La diffusion dimanche par une télévision australienne d'une séquence d'Oscar Pistorius dans laquelle il rejoue la scène du crime pourrait le condamner, selon plusieurs experts.

Cette vidéo diffusée par la chaîne Channel 7 épouse fidèlement la thèse du champion paralympique sud-africain, dont les avocats doivent appeler leurs derniers témoins cette semaine. Elle a été réalisée pour la défense par la société américaine The Evidence Room, spécialisée dans les reconstitutions 3D de scènes de crimes ou d'accidents. Channel 7 n'a pas expliqué comment elle se l'est procurée. Même s'il semble à certains moments mal assuré, on voit Oscar Pistorius traverser une pièce en courant sur ses moignons, un pistolet imaginaire à la main, étonnamment agile.

Ces images contredisent le témoignage du médecin du sport Wayne Deman - un témoin de la défense dont le contre-interrogatoire doit s'achever lundi - qui a expliqué la semaine dernière que Pistorius, double amputé, était très vulnérable et fort peu mobile sans ses prothèses. La vidéo «nous donne un aperçu d'Oscar sur ses moignons, ce que la Cour n'a jamais vraiment pu voir. Cela nous permet une comparaison avec ce que dit Derman», a estimé James Grant, professeur de droit à l'Université du Witwatersrand (Wits), interrogé par le journal The Star de Johannesburg.

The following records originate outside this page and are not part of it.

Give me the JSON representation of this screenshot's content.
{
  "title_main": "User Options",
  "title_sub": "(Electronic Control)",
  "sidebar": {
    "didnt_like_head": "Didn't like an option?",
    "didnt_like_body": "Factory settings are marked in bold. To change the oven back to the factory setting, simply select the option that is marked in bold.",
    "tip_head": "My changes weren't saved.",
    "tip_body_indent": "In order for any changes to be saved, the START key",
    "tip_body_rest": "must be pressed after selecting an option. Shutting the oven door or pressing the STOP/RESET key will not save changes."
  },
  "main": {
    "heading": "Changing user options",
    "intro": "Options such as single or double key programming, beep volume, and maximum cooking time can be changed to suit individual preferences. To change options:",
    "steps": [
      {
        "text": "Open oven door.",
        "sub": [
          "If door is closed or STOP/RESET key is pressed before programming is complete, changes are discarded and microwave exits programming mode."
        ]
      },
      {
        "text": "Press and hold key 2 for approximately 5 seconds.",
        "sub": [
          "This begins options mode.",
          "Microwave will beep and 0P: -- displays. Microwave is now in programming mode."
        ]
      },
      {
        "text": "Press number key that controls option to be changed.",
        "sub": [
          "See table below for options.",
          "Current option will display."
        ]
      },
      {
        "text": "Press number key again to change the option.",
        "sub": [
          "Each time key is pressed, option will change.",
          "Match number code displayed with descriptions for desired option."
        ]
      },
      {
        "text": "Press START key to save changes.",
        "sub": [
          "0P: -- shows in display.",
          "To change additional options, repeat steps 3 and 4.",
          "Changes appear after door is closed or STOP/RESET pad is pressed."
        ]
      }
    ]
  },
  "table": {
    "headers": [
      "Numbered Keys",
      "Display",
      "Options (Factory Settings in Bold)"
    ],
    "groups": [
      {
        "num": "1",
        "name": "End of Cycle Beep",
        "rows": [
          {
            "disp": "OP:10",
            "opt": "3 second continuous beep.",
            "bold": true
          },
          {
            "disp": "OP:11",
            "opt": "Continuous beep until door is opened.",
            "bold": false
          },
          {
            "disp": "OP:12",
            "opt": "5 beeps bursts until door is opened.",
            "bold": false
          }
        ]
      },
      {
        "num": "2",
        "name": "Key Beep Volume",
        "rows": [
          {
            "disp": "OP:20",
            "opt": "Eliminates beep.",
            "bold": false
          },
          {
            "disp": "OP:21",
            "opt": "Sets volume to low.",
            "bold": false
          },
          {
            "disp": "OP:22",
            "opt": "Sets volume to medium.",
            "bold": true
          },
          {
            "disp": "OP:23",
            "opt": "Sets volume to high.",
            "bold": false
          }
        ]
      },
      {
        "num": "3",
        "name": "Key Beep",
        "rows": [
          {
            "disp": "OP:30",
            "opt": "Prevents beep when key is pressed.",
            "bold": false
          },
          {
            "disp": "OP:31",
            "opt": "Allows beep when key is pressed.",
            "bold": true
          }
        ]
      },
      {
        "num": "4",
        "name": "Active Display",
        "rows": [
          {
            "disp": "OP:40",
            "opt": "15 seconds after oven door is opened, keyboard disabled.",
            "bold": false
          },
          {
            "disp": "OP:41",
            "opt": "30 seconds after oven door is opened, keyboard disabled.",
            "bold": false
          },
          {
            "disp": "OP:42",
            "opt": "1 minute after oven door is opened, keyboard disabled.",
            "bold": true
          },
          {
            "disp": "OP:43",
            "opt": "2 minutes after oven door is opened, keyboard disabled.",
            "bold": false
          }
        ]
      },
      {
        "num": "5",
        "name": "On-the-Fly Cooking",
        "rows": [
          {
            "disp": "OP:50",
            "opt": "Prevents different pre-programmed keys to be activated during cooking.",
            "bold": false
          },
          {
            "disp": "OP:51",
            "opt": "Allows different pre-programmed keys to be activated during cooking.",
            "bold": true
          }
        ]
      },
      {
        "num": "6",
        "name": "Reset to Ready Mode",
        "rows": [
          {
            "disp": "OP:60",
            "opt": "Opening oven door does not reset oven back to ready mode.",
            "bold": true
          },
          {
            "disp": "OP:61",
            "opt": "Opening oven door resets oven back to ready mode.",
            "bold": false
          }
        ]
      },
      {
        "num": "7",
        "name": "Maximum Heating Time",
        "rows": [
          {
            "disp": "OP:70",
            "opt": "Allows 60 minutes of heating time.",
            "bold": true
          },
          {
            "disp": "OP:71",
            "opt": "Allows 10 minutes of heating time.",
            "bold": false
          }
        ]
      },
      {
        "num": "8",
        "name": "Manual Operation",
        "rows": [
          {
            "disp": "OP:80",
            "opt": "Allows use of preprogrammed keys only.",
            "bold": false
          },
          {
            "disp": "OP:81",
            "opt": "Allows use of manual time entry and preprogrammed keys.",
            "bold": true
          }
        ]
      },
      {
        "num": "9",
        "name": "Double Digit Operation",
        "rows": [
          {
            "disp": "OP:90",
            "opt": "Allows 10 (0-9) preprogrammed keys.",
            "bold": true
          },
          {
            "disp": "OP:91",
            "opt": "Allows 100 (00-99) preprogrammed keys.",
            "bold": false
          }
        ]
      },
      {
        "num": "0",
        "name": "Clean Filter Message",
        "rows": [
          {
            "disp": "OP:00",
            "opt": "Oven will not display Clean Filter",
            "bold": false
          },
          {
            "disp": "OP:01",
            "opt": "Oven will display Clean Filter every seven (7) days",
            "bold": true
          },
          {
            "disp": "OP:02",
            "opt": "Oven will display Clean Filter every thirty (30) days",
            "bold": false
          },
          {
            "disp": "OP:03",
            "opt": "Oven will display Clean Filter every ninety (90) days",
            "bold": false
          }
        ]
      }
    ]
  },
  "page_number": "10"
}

Le procès pourrait être suspendu suite à cette diffusion

La vidéo ne pourra être prise en considération par la juge Thokozile Masipa que si la défense ou l'accusation l'ajoutent au dossier. «Pour la famille, la diffusion de ces images constitue une trahison éclatante de la confiance et une atteinte à la vie privée», a dénoncé dimanche, l'avocat de Pistorius, Brian Webber, dénonçant la fuite, sans préciser les poursuites auxquelles s'exposent les médias utilisant ces images, largement reprises sur Internet après leur diffusion en Australie. «Toute reproduction de ce matériau obtenu illégalement sera jugé illégale», a insisté lundi la porte-parole de la famille Pistorius, Annelise Burgess.

Selon Stephen Tuson, un autre professeur de droit de Wits cité par le quotidien The Times, la juge pourrait théoriquement décider d'interrompre le procès après la fuite de la vidéo, car celle-ci pourrait être comparée au cambriolage du bureau d'un avocat suite auquel des pièces seraient vendues à l'accusation. «Nous n'avons pas de commentaire à faire, et n'avons rien à voir avec cette vidéo», a dit lundi le porte-parole du parquet, Nathi Mncube. Depuis le début, Oscar Pistorius plaide non coupable et soutient qu'il a abattu son amie Reeva Steenkamp par accident, le 14 février 2013, croyant qu'un cambrioleur s'était caché dans ses toilettes. L'accusation pense au contraire qu'il l'a tuée sciemment, au cours d'une dispute. Le procès doit reprendre ce lundi.